Ryu therefore decided to make a whole new platform for budding entrepreneurs. He told serial entrepreneurs that while the existing accelerators and co-working spaces focus on helping teams, “we will focus on the individual. We can help inventors or engineers start their business by offering an adequate salary and an office to work in. They will make awesome companies, even much more valuable than their Silicon Valley counterparts.” This gave heart to people with ideas for a startup. “Some of them quit their job to join the team and one friend invested in the company and become an advisor.” Using his experience as an engineer, Ryu established FuturePlay, an incubator providing specialized programs for hardware engineers.
FuturePlay, an Incubator and Venture Capital
In the IIR (Inventor in Residence) program, entrepreneurs can freely work on their products in an office equipped with state-of-art facilities and a 3D printer. Every idea and invention from FuturePlay is protected, as the incubator provides full legal and patent services. It gives entrepreneurs a maximum one year to build up a product, and meanwhile provides specialists to give hands-on support in product management, design, engineering (both software and hardware), business development, HR, and PR. At the end of the program, the entrepreneur will receive seed investment and a chance to apply for the TIPS (Tech Incubator Program for Startup) program.

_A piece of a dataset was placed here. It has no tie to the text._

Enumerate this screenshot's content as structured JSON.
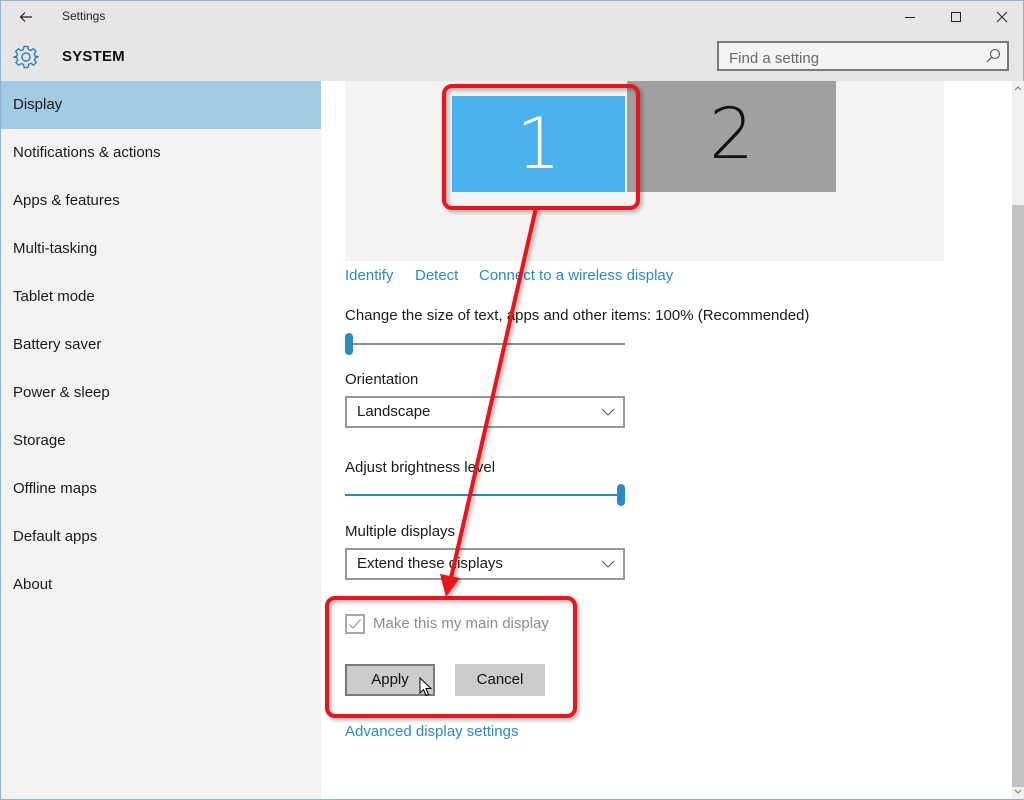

Selected as one of the venture capitalists to operate TIPS, FuturePlay funds and accelerates early-stage technology startups. Encouraging startups to go outside of Korea, its portfolio companies have proven their tech-capacity in Silicon Valley: Podo is a ‘Stick-and-Shoot’ wireless camera which was incubated by hardware incubator Highway1, and last month launched its camera on Kickstarter, reaching their $50,000 goal in just 12 hours and exceeding it by 500% in 25 days. Bitfinder is a real-time air quality analyzer which took part in the R/GA Accelerator program powered by Techstars. TechNode has previously introduced Qeexo, a company which received investment from Silcon Valley VCs that has developed FingerSense, a patented technology that knows whether you are using your fingertip, knuckle, nail or stylus to touch the screen.
“We function as an incubator and venture capital, but our vision is to become a ‘venture builder’,” Ryu pointed out. Venture Builder is a term for an organization that build companies using their own ideas and resources. The company looks to pull business ideas from within their network, then assign the development process to an internal team of top-tier engineers.
“Korea is not so big, but Koreans can learn from Samsung and LG to be a global player,” Ryu said, adding that, “When planning for global expansion, service-centric companies must consider localization, while tech-centric companies can easily adapt their service. We only invest in tech-centric companies as we believe in the value of the technology.”
FuturePlay is looking to expand to similar countries such as Taiwan and Japan. Based on its strategic partnership with TechNode, they are reaching out to China as well.